How are encodings and charset tables organized in CFF font file?

408 views Asked by At

The CFF specification Chapter 11 to Chapter 13 gives a rough description of what encodings and charset data are organized in a file. CFF Specification. Here are some questions.

  1. Considering the possible existence of multi-font file, and that charstrings are accessed in a per-font manner, the corresponding index should also be meaningful only for each font. However, is there only at most one encoding and one charset table for the file? If so, how are the glyph indices correspond to the ones for the charstrings? If not, do they appear multiple times in the TopDict from where they are accessed? (Resolved. See answer below.)

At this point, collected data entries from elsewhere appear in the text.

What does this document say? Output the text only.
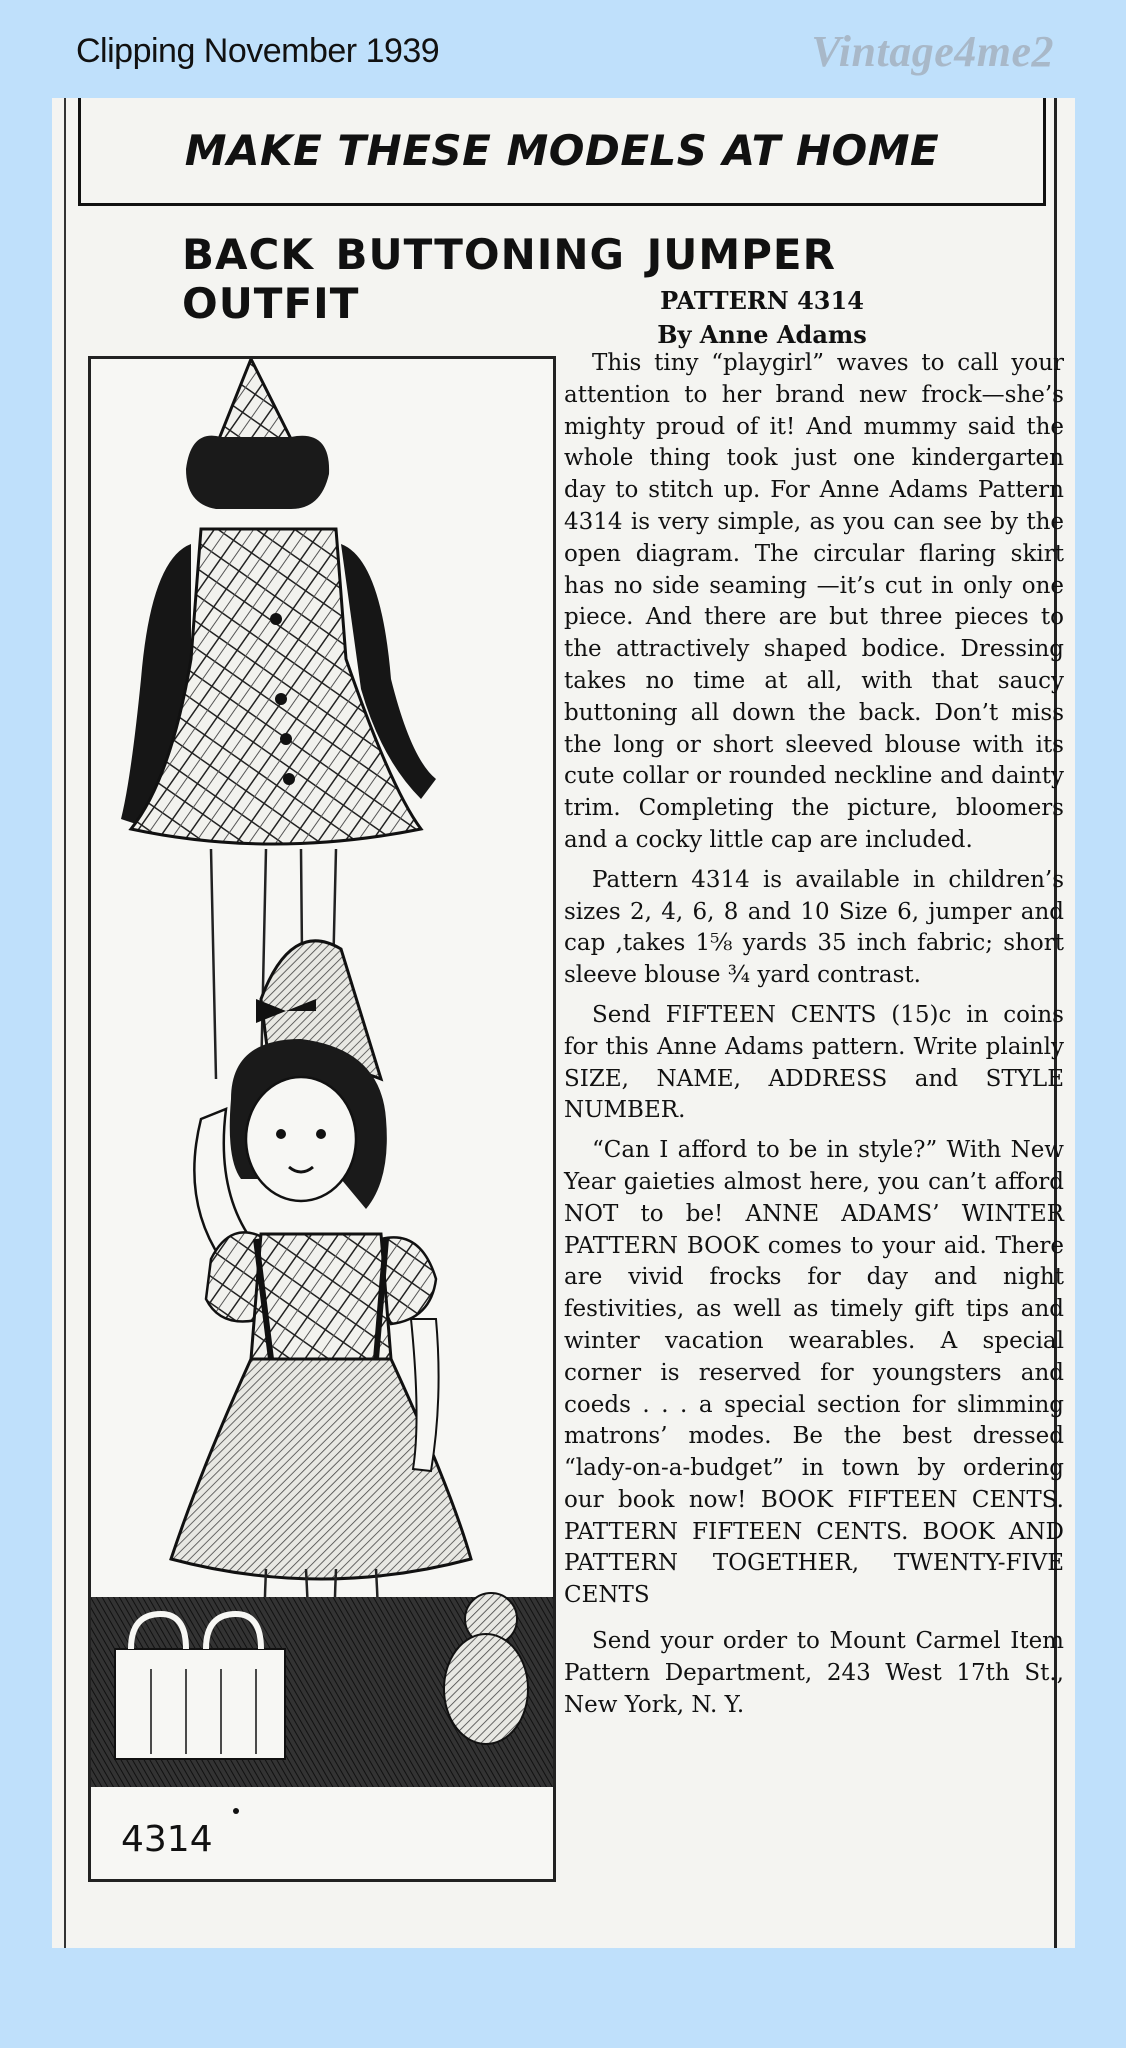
Clipping November 1939	Vintage4me2
MAKE THESE MODELS AT HOME
BACK BUTTONING JUMPER OUTFIT	PATTERN 4314
By Anne Adams
4314

This tiny “playgirl” waves to call your attention to her brand new frock—she’s mighty proud of it! And mummy said the whole thing took just one kindergarten day to stitch up. For Anne Adams Pattern 4314 is very simple, as you can see by the open diagram. The circular flaring skirt has no side seaming —it’s cut in only one piece. And there are but three pieces to the attractively shaped bodice. Dressing takes no time at all, with that saucy buttoning all down the back. Don’t miss the long or short sleeved blouse with its cute collar or rounded neckline and dainty trim. Completing the picture, bloomers and a cocky little cap are included.

Pattern 4314 is available in children’s sizes 2, 4, 6, 8 and 10 Size 6, jumper and cap ,takes 1⅝ yards 35 inch fabric; short sleeve blouse ¾ yard contrast.

Send FIFTEEN CENTS (15)c in coins for this Anne Adams pattern. Write plainly SIZE, NAME, ADDRESS and STYLE NUMBER.

“Can I afford to be in style?” With New Year gaieties almost here, you can’t afford NOT to be! ANNE ADAMS’ WINTER PATTERN BOOK comes to your aid. There are vivid frocks for day and night festivities, as well as timely gift tips and winter vacation wearables. A special corner is reserved for youngsters and coeds . . . a special section for slimming matrons’ modes. Be the best dressed “lady-on-a-budget” in town by ordering our book now! BOOK FIFTEEN CENTS. PATTERN FIFTEEN CENTS. BOOK AND PATTERN TOGETHER, TWENTY-FIVE CENTS

Send your order to Mount Carmel Item Pattern Department, 243 West 17th St., New York, N. Y.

  2. It seems that charsets give names to each glyph. How about encoding? What is that Card8 data stored in each array element? Given its 256 limit, wouldn't the encoding be very restrained? And why in the supplement format the data come via SID? What is the designed method to access glyphs through encodings (In a hybrid string/code way)? And why again are these data strings when it comes to predefined encodings?

Thanks

2

There are 2 answers

0
王凯越 Kaiyue Wang On

Here is an answer to questions 1:

It is a mistake thinking that there is only one TopDict in a single font file. TopDict is an index structure, which contains possibly multiple top table for each font in the FontSet. Therefore the definition of encoding and charset is naturally per-font. It is a little bit confusing that in the specification's Data Layout, that Name and TopDict are not marked with "per-font". See Section 8.

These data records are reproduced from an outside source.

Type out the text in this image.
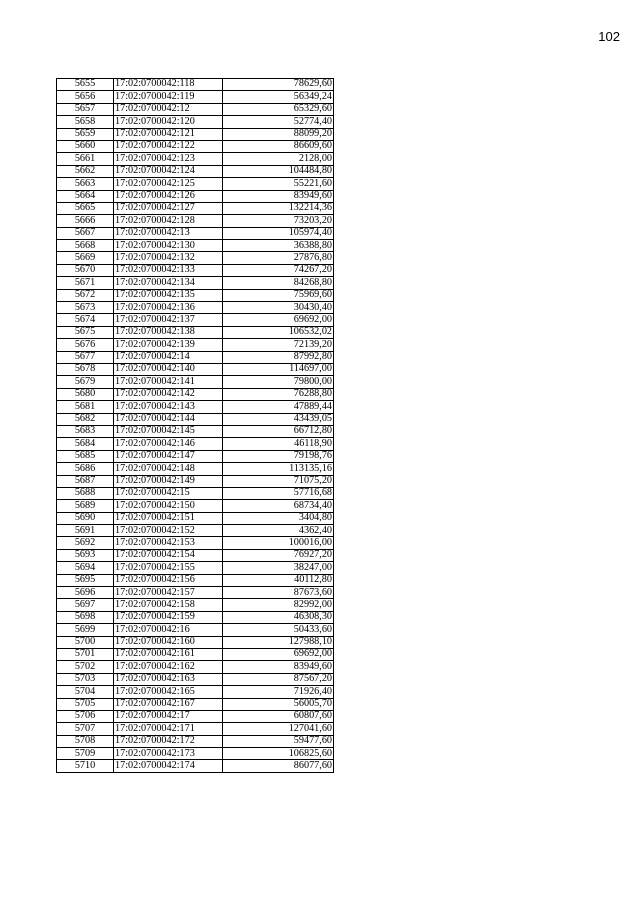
102
5655	17:02:0700042:118	78629,60
5656	17:02:0700042:119	56349,24
5657	17:02:0700042:12	65329,60
5658	17:02:0700042:120	52774,40
5659	17:02:0700042:121	88099,20
5660	17:02:0700042:122	86609,60
5661	17:02:0700042:123	2128,00
5662	17:02:0700042:124	104484,80
5663	17:02:0700042:125	55221,60
5664	17:02:0700042:126	83949,60
5665	17:02:0700042:127	132214,36
5666	17:02:0700042:128	73203,20
5667	17:02:0700042:13	105974,40
5668	17:02:0700042:130	36388,80
5669	17:02:0700042:132	27876,80
5670	17:02:0700042:133	74267,20
5671	17:02:0700042:134	84268,80
5672	17:02:0700042:135	75969,60
5673	17:02:0700042:136	30430,40
5674	17:02:0700042:137	69692,00
5675	17:02:0700042:138	106532,02
5676	17:02:0700042:139	72139,20
5677	17:02:0700042:14	87992,80
5678	17:02:0700042:140	114697,00
5679	17:02:0700042:141	79800,00
5680	17:02:0700042:142	76288,80
5681	17:02:0700042:143	47889,44
5682	17:02:0700042:144	43439,05
5683	17:02:0700042:145	66712,80
5684	17:02:0700042:146	46118,90
5685	17:02:0700042:147	79198,76
5686	17:02:0700042:148	113135,16
5687	17:02:0700042:149	71075,20
5688	17:02:0700042:15	57716,68
5689	17:02:0700042:150	68734,40
5690	17:02:0700042:151	3404,80
5691	17:02:0700042:152	4362,40
5692	17:02:0700042:153	100016,00
5693	17:02:0700042:154	76927,20
5694	17:02:0700042:155	38247,00
5695	17:02:0700042:156	40112,80
5696	17:02:0700042:157	87673,60
5697	17:02:0700042:158	82992,00
5698	17:02:0700042:159	46308,30
5699	17:02:0700042:16	50433,60
5700	17:02:0700042:160	127988,10
5701	17:02:0700042:161	69692,00
5702	17:02:0700042:162	83949,60
5703	17:02:0700042:163	87567,20
5704	17:02:0700042:165	71926,40
5705	17:02:0700042:167	56005,70
5706	17:02:0700042:17	60807,60
5707	17:02:0700042:171	127041,60
5708	17:02:0700042:172	59477,60
5709	17:02:0700042:173	106825,60
5710	17:02:0700042:174	86077,60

This contains the top-level DICTs of all the fonts in the FontSet stored in an INDEX structure. Objects contained within this INDEX correspond to those in the Name INDEX in both order and number. Each object is a DICT structure that corresponds to the top-level dictionary of a PostScript font. A font is identified by an entry in the Name INDEX and its data is accessed via the corresponding Top DICT.

2
The Ghost of Christmas Past On

I can respond from a practical point-of-view:

About #1, the question appears to be about multiple CFF FontSets, which is a non-starter in the context of OpenType/CFF fonts: only one CFF FontSet is allowed/recognized.

About #2, the encoding issue is also somewhat of a non-starter in the context of an OpenType/CFF font in that the encoding is imposed by the 'cmap' table.

In summary, stand-alone CFFs are effectively worthless, which nullifies any actual or perceived benefits of multiple CFF FontSets and built-in CFF encodings.